In anticipation, you can look for another In-Network provider. This can be a cumbersome, time-consuming process, you’ll need to search the health plan system for a list of In-Network providers and then contact each one to see if they are accepting new members. New patient appointments may take longer than expected so it’s ideal to jump on this as soon as possible.
You may incur a cost to have your medical records transferred to your new provider. These costs are not covered by your health plan.
What if you are currently receiving treatment and prefer to remain with the same provider, or perhaps you live in an area with limited options for a particular specialty? Changing “provider teams” mid-stream can be stressful, and cause delays or even changes in your course of treatment.

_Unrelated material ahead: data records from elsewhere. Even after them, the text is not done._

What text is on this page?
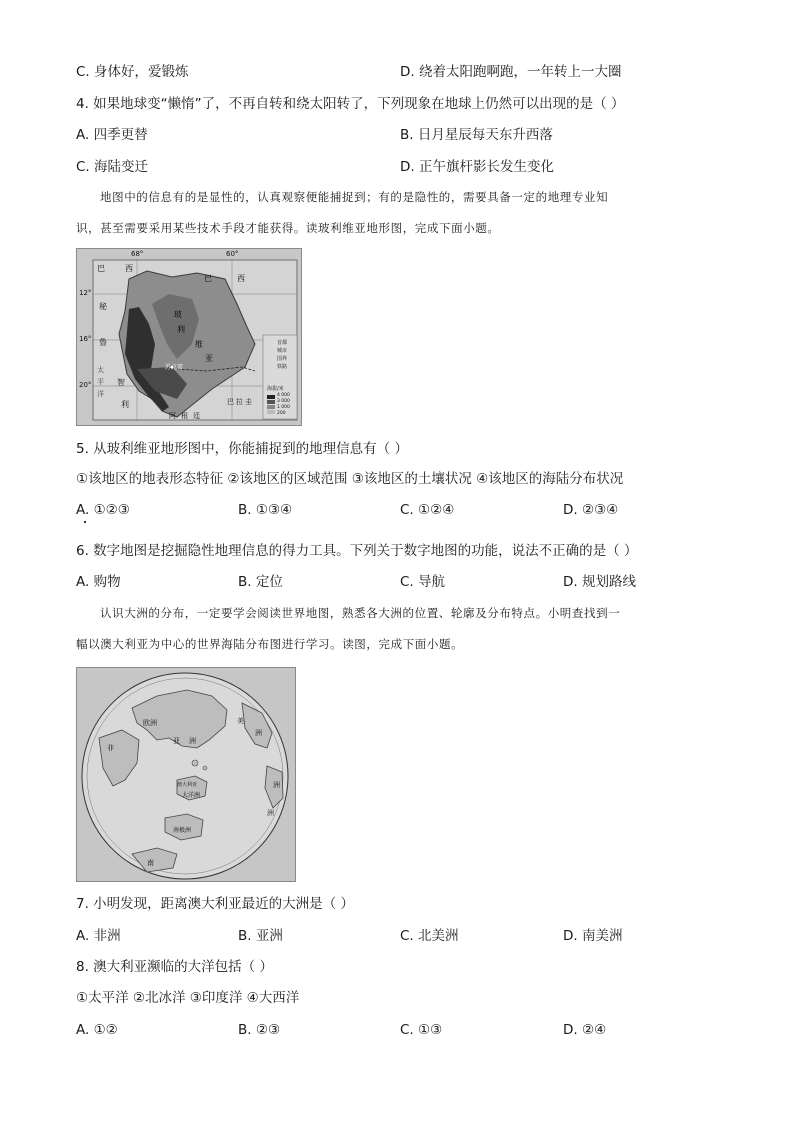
C. 身体好，爱锻炼	D. 绕着太阳跑啊跑，一年转上一大圈
4. 如果地球变“懒惰”了，不再自转和绕太阳转了，下列现象在地球上仍然可以出现的是（ ）
A. 四季更替	B. 日月星辰每天东升西落
C. 海陆变迁	D. 正午旗杆影长发生变化
地图中的信息有的是显性的，认真观察便能捕捉到；有的是隐性的，需要具备一定的地理专业知
识，甚至需要采用某些技术手段才能获得。读玻利维亚地形图，完成下面小题。
68°	60°
12°
16°
20°
巴	西
巴	西
秘
鲁
玻
利
维
亚
苏克雷
太
平
洋
智
利	巴 拉 圭
阿 根 廷
首都
城市
国界
铁路
海拔/米
4 000
3 000
1 000
200
5. 从玻利维亚地形图中，你能捕捉到的地理信息有（ ）
①该地区的地表形态特征 ②该地区的区域范围 ③该地区的土壤状况 ④该地区的海陆分布状况
A. ①②③	B. ①③④	C. ①②④	D. ②③④
6. 数字地图是挖掘隐性地理信息的得力工具。下列关于数字地图的功能，说法不正确的是（ ）
A. 购物	B. 定位	C. 导航	D. 规划路线
认识大洲的分布，一定要学会阅读世界地图，熟悉各大洲的位置、轮廓及分布特点。小明查找到一
幅以澳大利亚为中心的世界海陆分布图进行学习。读图，完成下面小题。
欧洲
非
亚 洲
美
洲
澳大利亚
大洋洲
南极洲
洲
洲
南
7. 小明发现，距离澳大利亚最近的大洲是（ ）
A. 非洲	B. 亚洲	C. 北美洲	D. 南美洲
8. 澳大利亚濒临的大洋包括（ ）
①太平洋 ②北冰洋 ③印度洋 ④大西洋
A. ①②	B. ②③	C. ①③	D. ②④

Often, a provider who leaves a health plan may be part of a larger group of physicians and health care professionals who are leaving the same health plan network. This can impact a wide range of services and treatment you are receiving beyond the office visits to one specialist. You may also need lab work, medical injections, radiology, physical therapy, mental health and other services that have been delivered by those providers within the same group that is leaving the network.
Continuity of Care Option
Your health plan may offer a special process called Continuity of Care, whereby the health plan will make an exception to continue covering all of your treatment by the providers who are leaving the network while you make time to find another In-Network provider. The approval may cover claims for an additional 90 days as In-Network claims.
While on the surface this sounds great, and your out-of-pocket costs may be lowered for the interim period which is a plus, check with your doctor to see if they will continue to treat you and accept the negotiated rate; the provider may expect you to pay full charge regardless.
You always have the choice to continue with the provider on an out-of-network basis assuming they are not retiring. Nevertheless, financial costs weigh heavily on our decisions. Today, medical debt ranks as the top reason for bankruptcies even for people with health insurance.
If your provider leaves the health plan network, there really doesn’t seem to be too many options available other than finding a new provider if you want to avoid higher costs. You can find a new doctor who is In-Network, you can try to change your plan where your doctor does participate, or request a continuity of care option which is not a long-term solution.